Her demokratik ülkede devletin görevi, çocuklarını ve gençlerini içinde yaşadıkları toplum ve mensubu oldukları devlet ile ilgili milli bir kimlik vermektir. Bu milli kimlik ortak hakim kültüre dayanır. Ve ortak hakim kültürün kapsadığı bütün dini, örfi kültürel değerleri de kapsar. Ancak devletler bunun ötesine geçip öğrencileri belirli bir politik yorumun ürünü olan yaklaşım ile yetiştirmeye başladığında bu politik yorum ne olur ise olsun rejimin adı artık demokrasi değildir. Bu açık bir anti demokratik toplum mühendisliğidir. Devlet gençliğe milli kimliğini verir, gerisine ise yurttaş olan genç kendisi karar verir.

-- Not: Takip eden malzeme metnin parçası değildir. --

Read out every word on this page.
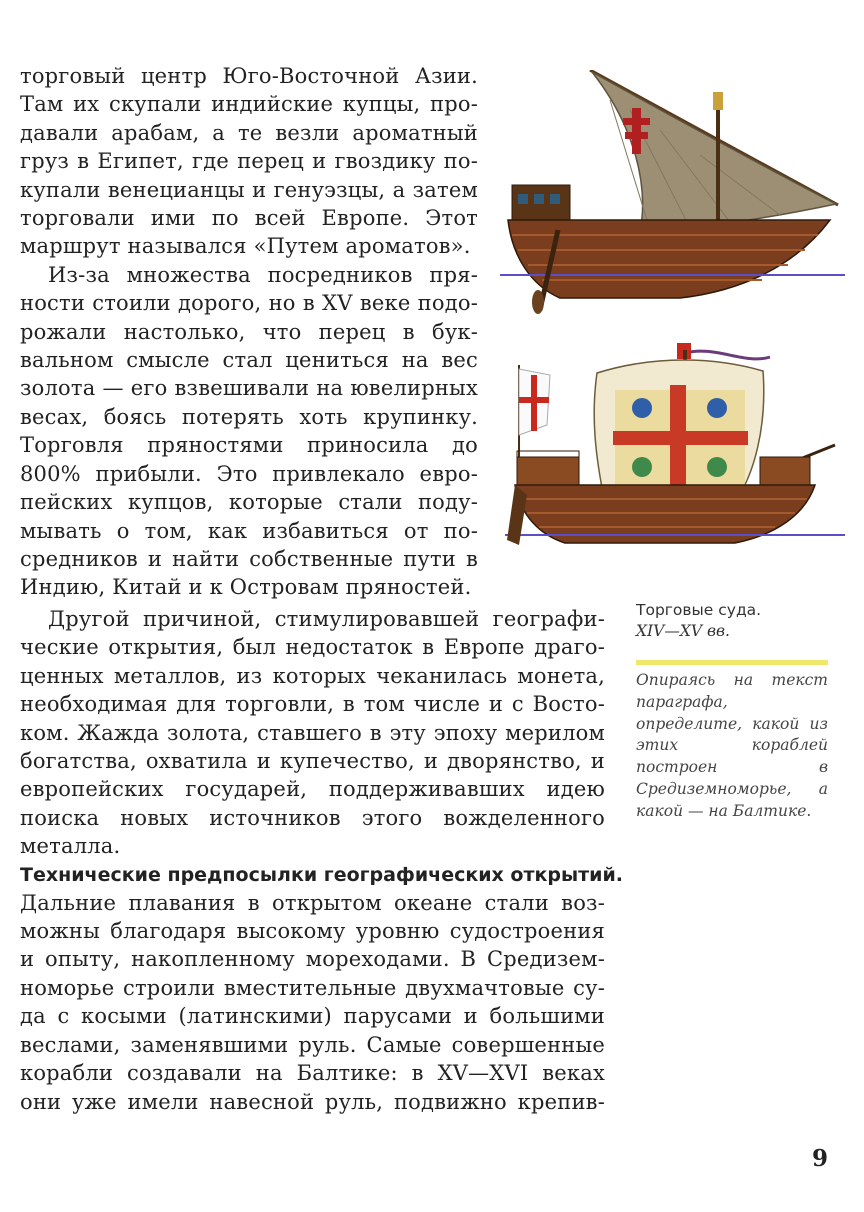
торговый центр Юго-Восточной Азии.
Там их скупали индийские купцы, про-
давали арабам, а те везли ароматный
груз в Египет, где перец и гвоздику по-
купали венецианцы и генуэзцы, а затем
торговали ими по всей Европе. Этот
маршрут назывался «Путем ароматов».
Из-за множества посредников пря-
ности стоили дорого, но в XV веке подо-
рожали настолько, что перец в бук-
вальном смысле стал цениться на вес
золота — его взвешивали на ювелирных
весах, боясь потерять хоть крупинку.
Торговля пряностями приносила до
800% прибыли. Это привлекало евро-
пейских купцов, которые стали поду-
мывать о том, как избавиться от по-
средников и найти собственные пути в
Индию, Китай и к Островам пряностей.
Другой причиной, стимулировавшей географи-
ческие открытия, был недостаток в Европе драго-
ценных металлов, из которых чеканилась монета,
необходимая для торговли, в том числе и с Восто-
ком. Жажда золота, ставшего в эту эпоху мерилом
богатства, охватила и купечество, и дворянство, и
европейских государей, поддерживавших идею
поиска новых источников этого вожделенного
металла.
Технические предпосылки географических открытий.
Дальние плавания в открытом океане стали воз-
можны благодаря высокому уровню судостроения
и опыту, накопленному мореходами. В Средизем-
номорье строили вместительные двухмачтовые су-
да с косыми (латинскими) парусами и большими
веслами, заменявшими руль. Самые совершенные
корабли создавали на Балтике: в XV—XVI веках
они уже имели навесной руль, подвижно крепив-
Торговые суда.
XIV—XV вв.
Опираясь на текст параграфа, определите, какой из этих кораблей построен в Средиземноморье, а какой — на Балтике.
9
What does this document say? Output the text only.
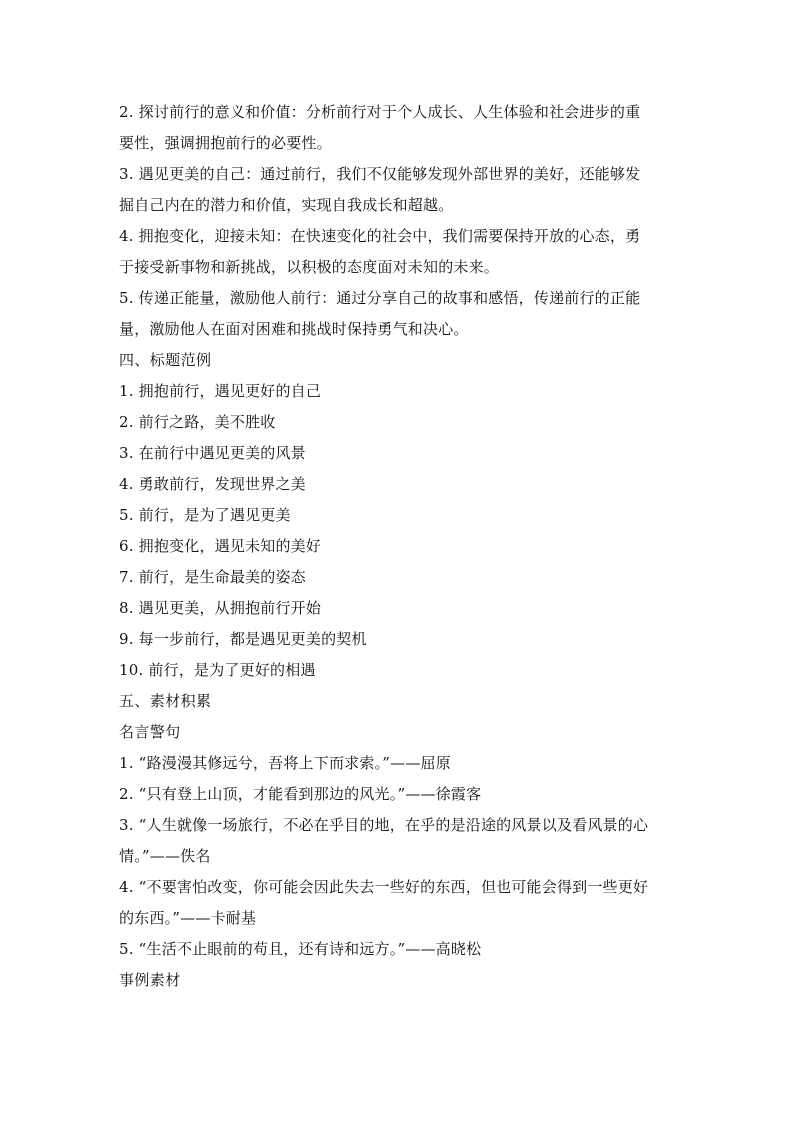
2. 探讨前行的意义和价值：分析前行对于个人成长、人生体验和社会进步的重
要性，强调拥抱前行的必要性。
3. 遇见更美的自己：通过前行，我们不仅能够发现外部世界的美好，还能够发
掘自己内在的潜力和价值，实现自我成长和超越。
4. 拥抱变化，迎接未知：在快速变化的社会中，我们需要保持开放的心态，勇
于接受新事物和新挑战，以积极的态度面对未知的未来。
5. 传递正能量，激励他人前行：通过分享自己的故事和感悟，传递前行的正能
量，激励他人在面对困难和挑战时保持勇气和决心。
四、标题范例
1. 拥抱前行，遇见更好的自己
2. 前行之路，美不胜收
3. 在前行中遇见更美的风景
4. 勇敢前行，发现世界之美
5. 前行，是为了遇见更美
6. 拥抱变化，遇见未知的美好
7. 前行，是生命最美的姿态
8. 遇见更美，从拥抱前行开始
9. 每一步前行，都是遇见更美的契机
10. 前行，是为了更好的相遇
五、素材积累
名言警句
1. “路漫漫其修远兮，吾将上下而求索。”——屈原
2. “只有登上山顶，才能看到那边的风光。”——徐霞客
3. “人生就像一场旅行，不必在乎目的地，在乎的是沿途的风景以及看风景的心
情。”——佚名
4. “不要害怕改变，你可能会因此失去一些好的东西，但也可能会得到一些更好
的东西。”——卡耐基
5. “生活不止眼前的苟且，还有诗和远方。”——高晓松
事例素材
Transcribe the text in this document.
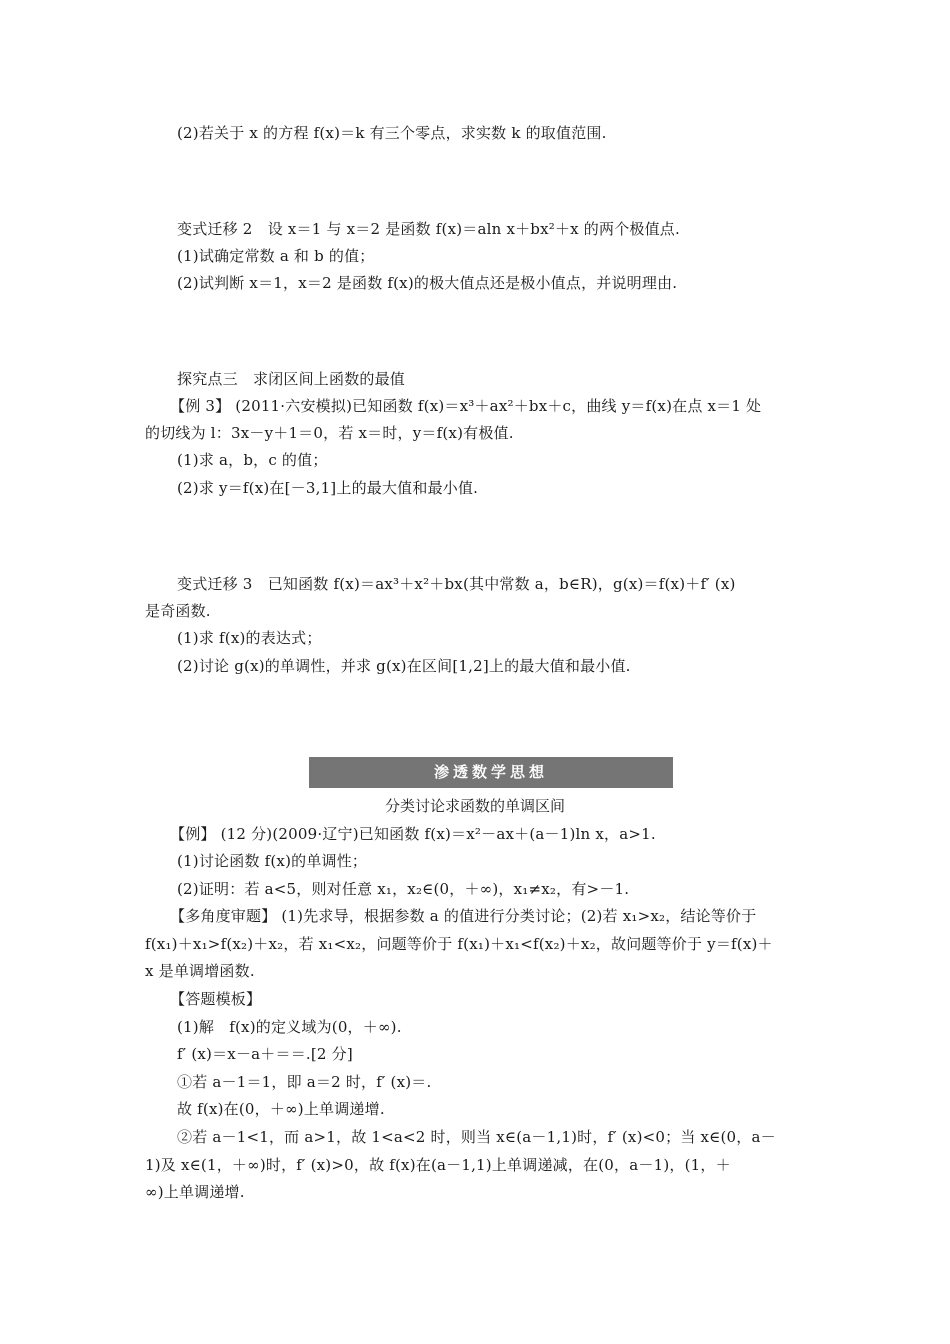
(2)若关于 x 的方程 f(x)＝k 有三个零点，求实数 k 的取值范围.
变式迁移 2　设 x＝1 与 x＝2 是函数 f(x)＝aln x＋bx²＋x 的两个极值点.
(1)试确定常数 a 和 b 的值；
(2)试判断 x＝1，x＝2 是函数 f(x)的极大值点还是极小值点，并说明理由.
探究点三　求闭区间上函数的最值
【例 3】 (2011·六安模拟)已知函数 f(x)＝x³＋ax²＋bx＋c，曲线 y＝f(x)在点 x＝1 处
的切线为 l：3x－y＋1＝0，若 x＝时，y＝f(x)有极值.
(1)求 a，b，c 的值；
(2)求 y＝f(x)在[－3,1]上的最大值和最小值.
变式迁移 3　已知函数 f(x)＝ax³＋x²＋bx(其中常数 a，b∈R)，g(x)＝f(x)＋f′ (x)
是奇函数.
(1)求 f(x)的表达式；
(2)讨论 g(x)的单调性，并求 g(x)在区间[1,2]上的最大值和最小值.
渗透数学思想
分类讨论求函数的单调区间
【例】 (12 分)(2009·辽宁)已知函数 f(x)＝x²－ax＋(a－1)ln x，a>1.
(1)讨论函数 f(x)的单调性；
(2)证明：若 a<5，则对任意 x₁，x₂∈(0，＋∞)，x₁≠x₂，有>－1.
【多角度审题】 (1)先求导，根据参数 a 的值进行分类讨论；(2)若 x₁>x₂，结论等价于
f(x₁)＋x₁>f(x₂)＋x₂，若 x₁<x₂，问题等价于 f(x₁)＋x₁<f(x₂)＋x₂，故问题等价于 y＝f(x)＋
x 是单调增函数.
【答题模板】
(1)解　f(x)的定义域为(0，＋∞).
f′ (x)＝x－a＋＝＝.[2 分]
①若 a－1＝1，即 a＝2 时，f′ (x)＝.
故 f(x)在(0，＋∞)上单调递增.
②若 a－1<1，而 a>1，故 1<a<2 时，则当 x∈(a－1,1)时，f′ (x)<0；当 x∈(0，a－
1)及 x∈(1，＋∞)时，f′ (x)>0，故 f(x)在(a－1,1)上单调递减，在(0，a－1)，(1，＋
∞)上单调递增.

Özetle hem bu milletin dindar olmak için AKP’nin eğitimine ihtiyacı yoktur; hem de ılımlı İslami yaklaşımın sonuçları İslam Dünyası için tahripkârdır ve daha da tahripkâr olacaktır… Üstelik önerilen sözde dindar muhafazakâr-demokratlığın, milli kimliğimizin de ne kadar kopuk olduğu son 10 yılda çok net bir şekilde görülmüştür. Allah korusun, muhafazakâr-demokrat bir gençlik ile Türk milletinin 1000 seneden beri yaşamış olduğu Anadolu üzerinde 50 sene tutunma şansı olmaz. Belki AKP liderleri bile bunun farkında değil ancak milli kimlik ve vatan değerlerine indirilen darbeler o kadar ağır sonuçlar doğurmaya başladı ki.
Bu arada bir başka husus AKP’nin böyle bir gençlik yetiştirip yetiştiremeyeceğidir. Humeyni’nin İran’da gerçekleştirdiği devrim sonrasında kurulan rejim İran toplumunu herhalde AKP’nin yapabileceğinden daha etkili yöntemler ile dindarlığın kendi yorumu zemininde yetiştirmeye çalışmıştır ve çalışmaktadır. İran’da Humeyni rejimi bu konuda başarılı olmuş mudur?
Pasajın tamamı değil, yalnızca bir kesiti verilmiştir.